Friday 27 January 2017

How do you know when it's time to get out?

A friend is thinking of leaving a very unhappy and abusive marriage after about thirty years invested in it, but she keeps putting off the date, postponing the break, giving it one last shot. Repeatedly finding reasons to stay...until the daughter's wedding is past...until the son graduates from university...maybe in the spring...

A colleague daydreams about quitting her unfulfilling desk job and opening a flower shop. But there's never time or money or energy to do it. It's never the right time. So she stays in her desk and keeps dreaming. While another person I know of quit his job as a paediatrician and is now living in a yurt in Nunavut, making ceremonial masks. I guess something finally snapped!

What was the final straw that told some people to get out of Germany before WWII broke out? Why do some refugees flee Syria while others hold out so long in incredibly difficult circumstances? Why were the people on the last flight out of Saigon not the first ones to go? What factors prompt people to uproot their lives today instead of yesterday, or hold out until tomorrow?

How do you know when enough is enough and you've reached the tipping point where you simply have to get out? It's like that old story about the frog being slowly boiled; by the time he finally makes up his mind that he's uncomfortable and should do something about it...he's cooked.

For the past couple of decades I've fine tuned my homesteading skills and practised growing vegetables and grains and collected information up to my eyeballs on farming and survival. (There's a quote that says when you look at someone's bookshelves you don't see who they are, you see who they want to be. Very true.) But when do I say it's time to drop everything and head for the hills? How bad does it have to get in the city before I dash for the country? Or will I talk myself into tolerating just one more day...and then one more...until it's time to go into a nursing home? And what do I do if my spouse has a different tolerance level than I do? ("Sorry, dear, I'm heading into the bush. Feel free to join me when you get to that point yourself...")

For several years I've thought about renouncing my U.S. citizenship (partly just because I don't intend to live there again and it would be easier not to have dual citizenship, paperwork-wise). But now with every ethical and ideological part of me being challenged with what I see starting to happen south of the border, do I finally renounce? It sounds so...final, especially when you consider that presidential terms are only four years. I don't want to be too hasty or act for the wrong reason in the passion of the moment. I want to show more hope than that. So I will hang onto my citizenship, all the while wondering if it's the right decision... (Well, and it's $2400 a person to renounce, which admittedly is a deterrent when you have a family of five!) There's always that little question in the back of my brain that asks whether I could do more good by keeping it instead of renouncing it.
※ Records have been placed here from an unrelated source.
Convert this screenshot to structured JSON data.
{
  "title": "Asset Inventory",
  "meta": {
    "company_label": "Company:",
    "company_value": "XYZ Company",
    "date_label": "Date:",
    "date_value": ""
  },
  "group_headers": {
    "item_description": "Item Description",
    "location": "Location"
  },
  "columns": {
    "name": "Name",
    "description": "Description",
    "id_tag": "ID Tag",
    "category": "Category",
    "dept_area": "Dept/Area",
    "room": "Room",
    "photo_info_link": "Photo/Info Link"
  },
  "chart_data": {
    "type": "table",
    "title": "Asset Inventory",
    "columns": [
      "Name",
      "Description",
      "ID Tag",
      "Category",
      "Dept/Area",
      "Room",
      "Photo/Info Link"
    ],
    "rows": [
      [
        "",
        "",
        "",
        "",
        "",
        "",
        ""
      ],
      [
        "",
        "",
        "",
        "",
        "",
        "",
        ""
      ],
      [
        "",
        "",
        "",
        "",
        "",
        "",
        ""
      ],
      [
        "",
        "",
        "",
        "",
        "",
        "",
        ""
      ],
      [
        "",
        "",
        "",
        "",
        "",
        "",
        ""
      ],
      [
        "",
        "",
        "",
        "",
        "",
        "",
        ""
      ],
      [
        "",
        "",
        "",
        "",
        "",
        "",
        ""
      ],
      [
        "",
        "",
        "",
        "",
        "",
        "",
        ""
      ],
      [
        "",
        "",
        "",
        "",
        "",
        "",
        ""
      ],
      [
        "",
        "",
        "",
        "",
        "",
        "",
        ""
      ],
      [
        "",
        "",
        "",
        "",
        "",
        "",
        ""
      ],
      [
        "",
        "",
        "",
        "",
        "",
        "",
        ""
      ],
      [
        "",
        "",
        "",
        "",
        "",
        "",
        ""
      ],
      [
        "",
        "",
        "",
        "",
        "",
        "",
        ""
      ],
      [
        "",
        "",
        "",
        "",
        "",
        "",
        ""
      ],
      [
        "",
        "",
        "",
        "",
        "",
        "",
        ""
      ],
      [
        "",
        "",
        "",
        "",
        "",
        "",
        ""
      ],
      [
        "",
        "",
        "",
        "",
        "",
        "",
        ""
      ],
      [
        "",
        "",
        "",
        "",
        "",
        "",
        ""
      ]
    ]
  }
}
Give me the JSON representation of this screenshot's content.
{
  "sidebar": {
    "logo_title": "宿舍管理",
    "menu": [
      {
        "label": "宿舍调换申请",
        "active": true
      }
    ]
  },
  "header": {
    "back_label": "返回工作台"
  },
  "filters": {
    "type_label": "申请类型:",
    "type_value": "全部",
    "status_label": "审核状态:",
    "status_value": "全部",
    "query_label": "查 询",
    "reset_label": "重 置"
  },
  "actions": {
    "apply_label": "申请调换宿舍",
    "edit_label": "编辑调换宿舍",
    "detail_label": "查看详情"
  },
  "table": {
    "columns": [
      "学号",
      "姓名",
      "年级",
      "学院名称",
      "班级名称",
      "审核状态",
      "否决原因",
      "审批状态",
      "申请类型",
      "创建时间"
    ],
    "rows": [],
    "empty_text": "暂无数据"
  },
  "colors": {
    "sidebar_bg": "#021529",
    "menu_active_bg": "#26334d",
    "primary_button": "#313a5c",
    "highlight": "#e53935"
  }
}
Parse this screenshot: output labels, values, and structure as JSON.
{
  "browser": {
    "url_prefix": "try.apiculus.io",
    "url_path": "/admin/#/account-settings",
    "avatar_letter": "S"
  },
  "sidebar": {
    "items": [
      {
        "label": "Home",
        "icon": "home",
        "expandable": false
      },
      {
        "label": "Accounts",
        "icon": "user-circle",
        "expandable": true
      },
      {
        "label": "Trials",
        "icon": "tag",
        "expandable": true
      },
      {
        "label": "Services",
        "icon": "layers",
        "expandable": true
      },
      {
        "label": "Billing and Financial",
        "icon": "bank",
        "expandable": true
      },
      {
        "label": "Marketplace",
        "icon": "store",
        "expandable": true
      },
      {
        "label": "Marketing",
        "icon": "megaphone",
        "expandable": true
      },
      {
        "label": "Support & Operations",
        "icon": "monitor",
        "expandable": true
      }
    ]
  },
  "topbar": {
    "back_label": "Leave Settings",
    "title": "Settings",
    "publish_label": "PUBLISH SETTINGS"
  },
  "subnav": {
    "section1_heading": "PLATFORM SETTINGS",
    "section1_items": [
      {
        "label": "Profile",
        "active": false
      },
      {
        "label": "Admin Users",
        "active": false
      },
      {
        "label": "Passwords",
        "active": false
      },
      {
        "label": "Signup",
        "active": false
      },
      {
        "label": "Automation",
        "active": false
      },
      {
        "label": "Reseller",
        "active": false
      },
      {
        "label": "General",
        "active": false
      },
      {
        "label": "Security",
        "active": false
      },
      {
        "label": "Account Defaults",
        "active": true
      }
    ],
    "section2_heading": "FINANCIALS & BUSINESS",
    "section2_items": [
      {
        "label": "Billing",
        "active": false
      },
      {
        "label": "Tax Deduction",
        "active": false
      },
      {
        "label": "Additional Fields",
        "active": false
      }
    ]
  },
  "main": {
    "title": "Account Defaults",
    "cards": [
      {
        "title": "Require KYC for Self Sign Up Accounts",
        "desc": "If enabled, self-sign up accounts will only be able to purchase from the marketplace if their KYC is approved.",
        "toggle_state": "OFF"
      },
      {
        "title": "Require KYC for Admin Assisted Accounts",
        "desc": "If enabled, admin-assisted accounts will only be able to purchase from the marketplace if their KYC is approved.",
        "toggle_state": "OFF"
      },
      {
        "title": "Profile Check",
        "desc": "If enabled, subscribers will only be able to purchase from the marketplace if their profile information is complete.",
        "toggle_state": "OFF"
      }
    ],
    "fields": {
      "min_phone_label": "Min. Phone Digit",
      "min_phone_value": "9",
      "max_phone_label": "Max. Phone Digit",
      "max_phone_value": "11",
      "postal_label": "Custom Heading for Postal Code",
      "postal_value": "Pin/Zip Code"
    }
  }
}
It's an interesting phenomenon to consider further. I don't think there's a single answer -- obviously the breaking point is different for everyone. Each person has their own tolerance level for discomfort and their own private dreams for a better way of living. As a writer, I want to crawl inside each person's head and find out what makes them tick, what makes them make the choices they do, Maybe if I understood other people's motivations better, I might understand my own better too. Then maybe I'd know whether to keep dog-paddling or to hop out of the pot.